While I will forever find it impossible to extricate the thoughts I have from the books I read (as in this essay on re-reading Station Eleven in the early months of the COVID-19 pandemic), I find my words and thoughts pulling away from book reviews and listsicles (though I do still write both for Shelf Awareness, with no plans to stop anytime soon), and am considering what this space can be--and if this space will be--moving forward. I am tempted to let it go, and yet: every time I consider doing so, I hesitate. And so here we are, questioning: Is the hesitation because this has been a space I lived in and loved for so long, and I am sad to see it go? Or is the hesitation borne of some interior pulsing, a quiet nudge to re-engage with creative words that are not boxed in by an editor's word count or a specific subject?

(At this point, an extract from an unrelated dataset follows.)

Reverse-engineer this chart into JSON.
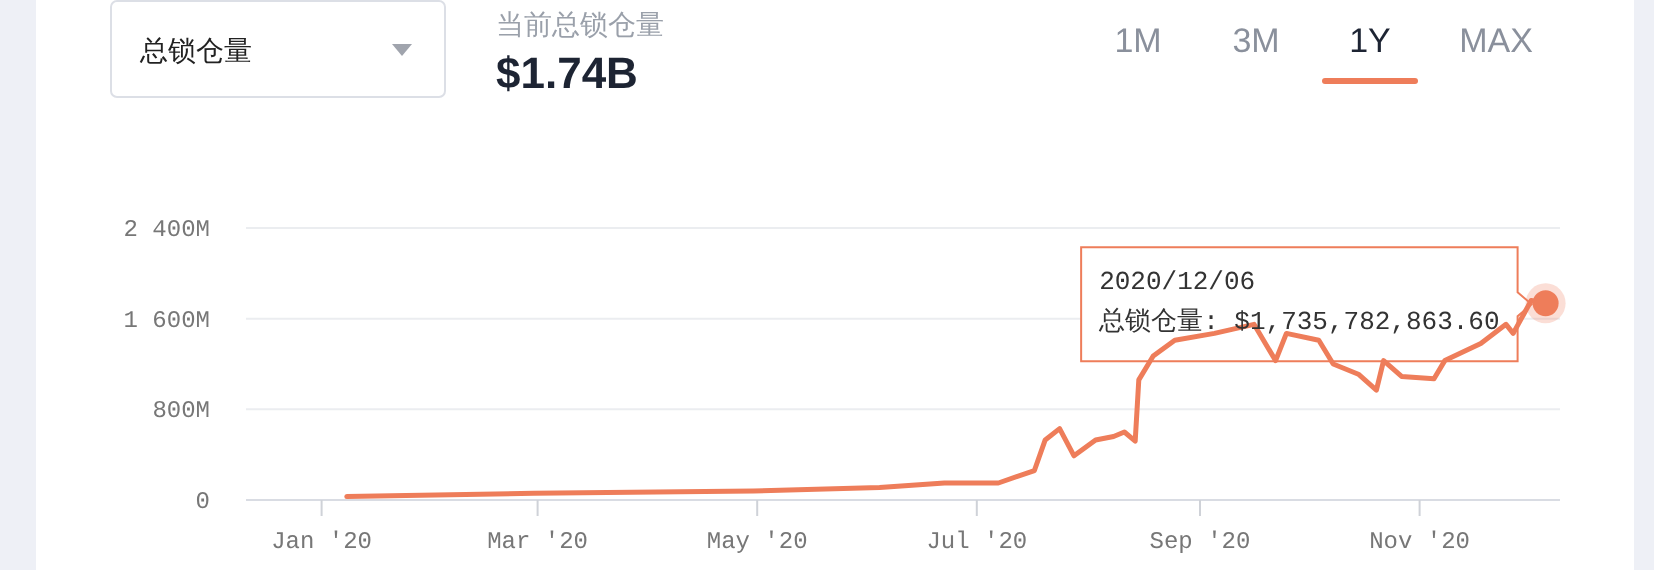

I am leaning towards the latter, which is a lesson: a lesson in pause, a lesson in hesitation, a lesson in listening to a deep inner feeling that I've learned, through years of living with anxiety and being socialized as a white woman in 21st century America, to ignore, to stifle, to tamp down until it is a small and quiet thing, a compressed ball of pulped emotion no good to any one any longer--least of all myself.

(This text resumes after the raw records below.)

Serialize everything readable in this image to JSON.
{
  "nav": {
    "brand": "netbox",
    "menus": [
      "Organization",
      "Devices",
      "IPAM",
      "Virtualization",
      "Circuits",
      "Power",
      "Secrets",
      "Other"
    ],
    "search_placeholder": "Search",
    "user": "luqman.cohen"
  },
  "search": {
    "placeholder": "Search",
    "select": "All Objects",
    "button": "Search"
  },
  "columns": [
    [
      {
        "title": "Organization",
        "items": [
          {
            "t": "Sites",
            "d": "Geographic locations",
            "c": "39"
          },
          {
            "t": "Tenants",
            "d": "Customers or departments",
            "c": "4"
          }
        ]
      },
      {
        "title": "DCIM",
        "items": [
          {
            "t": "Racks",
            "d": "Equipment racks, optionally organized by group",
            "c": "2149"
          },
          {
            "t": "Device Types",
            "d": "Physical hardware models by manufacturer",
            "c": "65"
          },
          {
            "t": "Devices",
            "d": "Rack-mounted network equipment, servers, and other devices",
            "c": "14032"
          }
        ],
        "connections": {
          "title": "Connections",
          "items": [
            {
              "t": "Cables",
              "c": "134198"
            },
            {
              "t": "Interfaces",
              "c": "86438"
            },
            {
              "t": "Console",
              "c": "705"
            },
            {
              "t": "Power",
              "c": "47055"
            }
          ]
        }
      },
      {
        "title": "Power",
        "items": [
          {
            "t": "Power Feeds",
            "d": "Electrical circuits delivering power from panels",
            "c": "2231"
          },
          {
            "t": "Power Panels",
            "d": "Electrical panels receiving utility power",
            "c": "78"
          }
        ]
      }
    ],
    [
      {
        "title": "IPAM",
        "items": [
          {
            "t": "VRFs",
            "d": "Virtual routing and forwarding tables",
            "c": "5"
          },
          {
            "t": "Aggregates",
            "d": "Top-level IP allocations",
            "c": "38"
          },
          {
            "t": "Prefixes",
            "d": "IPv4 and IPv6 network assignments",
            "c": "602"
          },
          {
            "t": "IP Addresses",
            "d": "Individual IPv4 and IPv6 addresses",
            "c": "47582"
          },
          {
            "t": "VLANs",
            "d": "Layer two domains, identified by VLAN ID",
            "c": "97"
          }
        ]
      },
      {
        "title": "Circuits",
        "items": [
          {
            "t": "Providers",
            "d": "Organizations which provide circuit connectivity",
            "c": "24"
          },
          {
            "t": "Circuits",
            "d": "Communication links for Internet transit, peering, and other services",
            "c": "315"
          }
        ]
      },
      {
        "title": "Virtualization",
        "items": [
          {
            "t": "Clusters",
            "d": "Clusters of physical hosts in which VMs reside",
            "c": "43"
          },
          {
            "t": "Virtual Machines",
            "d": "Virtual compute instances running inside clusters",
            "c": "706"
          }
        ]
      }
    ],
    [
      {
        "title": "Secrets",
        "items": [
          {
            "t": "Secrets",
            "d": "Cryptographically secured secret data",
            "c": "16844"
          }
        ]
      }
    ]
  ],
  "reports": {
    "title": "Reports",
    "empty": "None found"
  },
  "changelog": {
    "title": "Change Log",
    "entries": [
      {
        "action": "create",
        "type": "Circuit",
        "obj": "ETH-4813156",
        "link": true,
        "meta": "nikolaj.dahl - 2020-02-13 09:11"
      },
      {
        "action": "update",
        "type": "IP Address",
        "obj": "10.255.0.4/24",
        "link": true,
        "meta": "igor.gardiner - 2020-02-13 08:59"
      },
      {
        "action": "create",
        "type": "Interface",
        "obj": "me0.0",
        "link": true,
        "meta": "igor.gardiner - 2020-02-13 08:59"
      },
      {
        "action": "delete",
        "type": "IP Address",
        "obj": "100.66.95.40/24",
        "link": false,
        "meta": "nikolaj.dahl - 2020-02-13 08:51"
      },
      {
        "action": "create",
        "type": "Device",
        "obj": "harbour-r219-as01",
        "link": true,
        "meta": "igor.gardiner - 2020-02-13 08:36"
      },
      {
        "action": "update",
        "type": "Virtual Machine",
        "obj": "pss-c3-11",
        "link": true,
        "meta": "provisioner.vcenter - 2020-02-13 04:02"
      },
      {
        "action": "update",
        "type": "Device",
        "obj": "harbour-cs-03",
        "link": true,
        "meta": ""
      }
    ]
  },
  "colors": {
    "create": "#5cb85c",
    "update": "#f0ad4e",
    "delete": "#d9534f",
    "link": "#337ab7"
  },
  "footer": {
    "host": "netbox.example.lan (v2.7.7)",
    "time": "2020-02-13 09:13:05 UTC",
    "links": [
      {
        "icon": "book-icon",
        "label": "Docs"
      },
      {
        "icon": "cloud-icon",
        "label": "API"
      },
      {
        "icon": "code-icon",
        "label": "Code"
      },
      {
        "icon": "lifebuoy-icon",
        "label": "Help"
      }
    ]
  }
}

And so instead of boxing up this hesitation and retiring from this small corner of the interwebs, I'm here, letting words come as they please, adjusting my own expectations for the space. I will hold this space open not for follower count or feedback or likes or engagement counts, but for myself, as a place for my own practice in listening to gut feelings and expressing that which they bring up. Or maybe just putting this out there was the closure I needed. Only time will tell. Regardless, it's been an honor to be in community with those of you who may still see these words in some relic of a book blogging subscription service, and I hope our paths continue to cross in new ways as we venture forth together.